TORONTO (Dec. 23) — Rejoice, if you wish, in another sloppy win, as the Maple Leafs need every point available. But, ignore, at your peril, the tell–tale sign between the pipes, where Frederik Andersen is already beginning to wear down. Under Mike Babcock, this didn’t happen until mid–to–late February. Sheldon Keefe is saddled with the problem much earlier, resulting from the club’s 9–10–4 record when he replaced Babcock… and the energy required to claw from behind. Which the Leafs are doing, rather impressively.
But, at an incalculable cost.
Unless Kyle Dubas finds a stopper to adequately share the load in the second half of the schedule — against bad teams and good — Andersen will be spent by the beginning of March. It’s been a two–year theme in this corner and nothing will change until the Leafs discover how to keep their No. 1 goalie fresh through the regular season; then during April, May and June. Providing, of course, that No. 1 goalie is of caliber to excel through the toughest parts of the National Hockey League marathon. Which hasn’t yet been determined.

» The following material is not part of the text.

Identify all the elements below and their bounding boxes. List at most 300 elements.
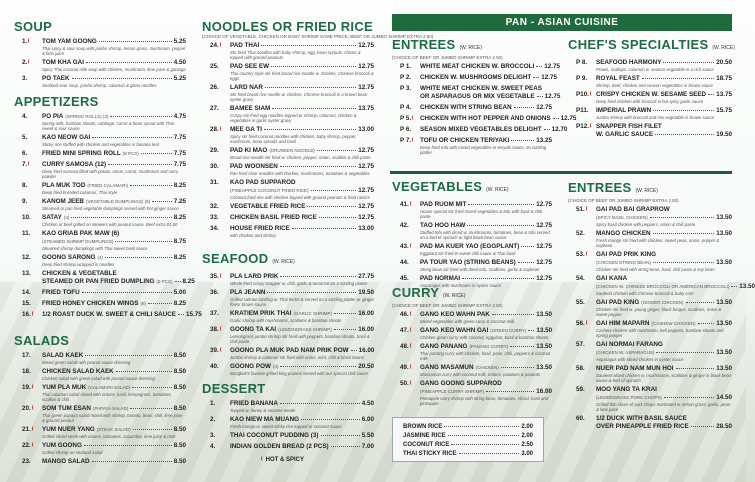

IT WAS WILD AND ENTERTAINING FOR A HOLIDAY CROWD AT SCOTIABANK ARENA THIS AFTERNOON, AS THE LEAFS DEFEATED THE CAROLINA HURRICANES, 8–6. FRANK GUNN THE CANADIAN PRESS
Andersen looked wonky in New York on Friday night and mostly horrible against Carolina this afternoon. Pond hockey won both games and, evidently, it’s pond hockey that Dubas believes can triumph in four rounds of Stanley Cup toil. I beg to differ. As fun as it may be to watch — and Mitch Marner on a big night is more enthralling than any Leaf since Doug Gilmour — no–defense hockey will not serve the club by any measure next spring… nor will it get the Leafs to the post–season without completely destroying Andersen. Keefe has been a revelation for the Blue and White (now 11–4–0 in 15 games), but he will not transform the Leafs into a precise, methodical unit. The only real chance, long term, rests with Andersen being able to steal games between April and June against stingier opponents. When allowing six goals will not suffice.

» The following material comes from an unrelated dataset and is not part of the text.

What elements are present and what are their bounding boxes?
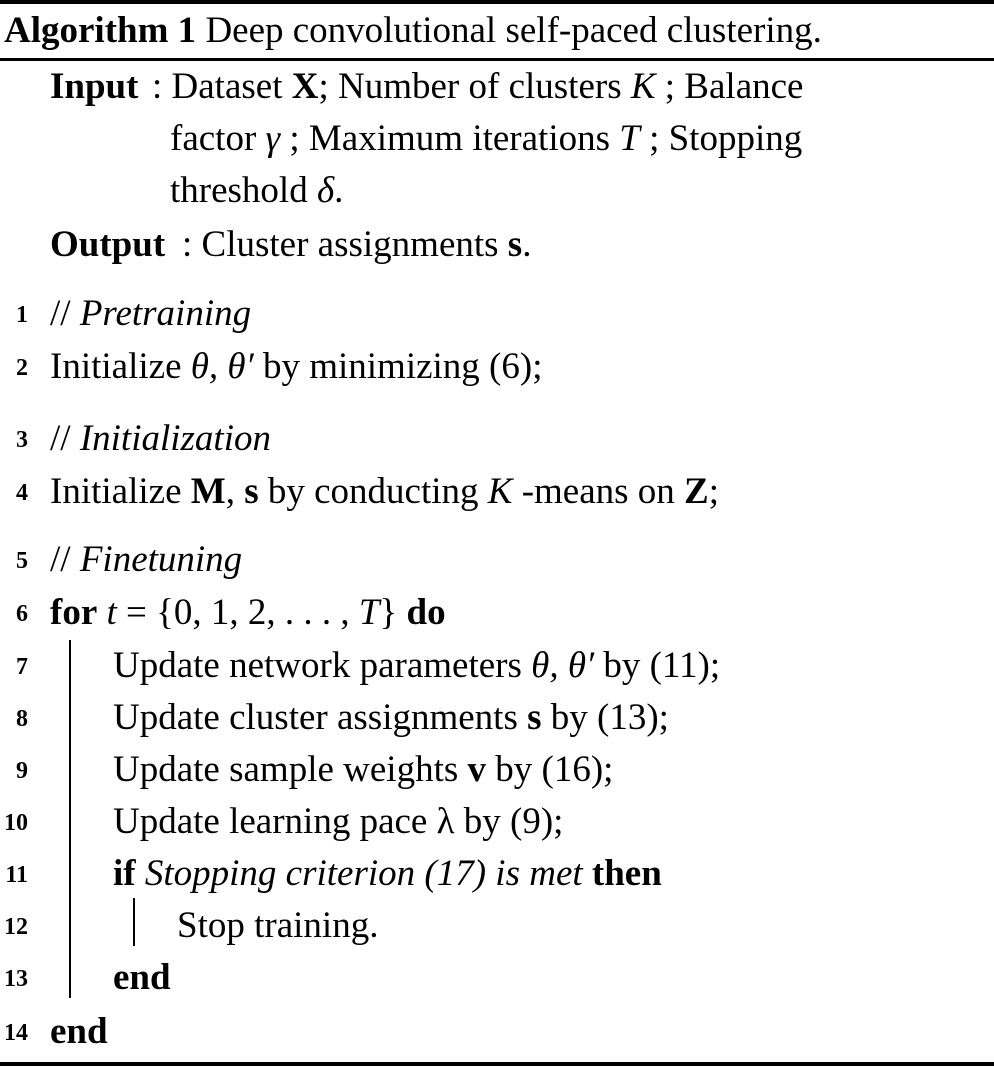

Hockey observers in this town have pondered a similar narrative for much of the past 53 years. The longest current Stanley Cup drought hasn’t resulted from a dearth of creativity and production — not amid such stars as Frank Mahovlich, Norm Ullman, Paul Henderson, Mike Walton, Darryl Sittler, Lanny McDonald, Errol Thompson, Rick Vaive, Steve Thomas, Wendel Clark, Gilmour, Dave Andreychuk, Mats Sundin, Gary Roberts, Alex Mogilny, Phil Kessel and the current Big Four (Marner, Auston Matthews, John Tavares, William Nylander). The Leafs have almost–always been able to score goals. But, they’ve almost–never proven defensively sound. Which is undoubtedly the case again this season. Even more–so than in the past.
Is there an ultimate answer — one that will carry the club through four grueling playoff rounds? Not with the current team and its prohibitive lack of balance. Until some equilibrium is provided, the Leafs will continue to rely disproportionately on spectacular goaltending. Which cannot materialize with Andersen pooped out. The big Dane is very good at his craft, but demonstrably prone to fatigue when overworked. Which he has been since first donning a Leafs jersey. We’re not even at the halfway mark of the current season and Andersen is growing weary. As evidenced in his last two starts. He needs help. Big time. Which can only be provided by his general manager… ideally without delay after the holiday roster freeze.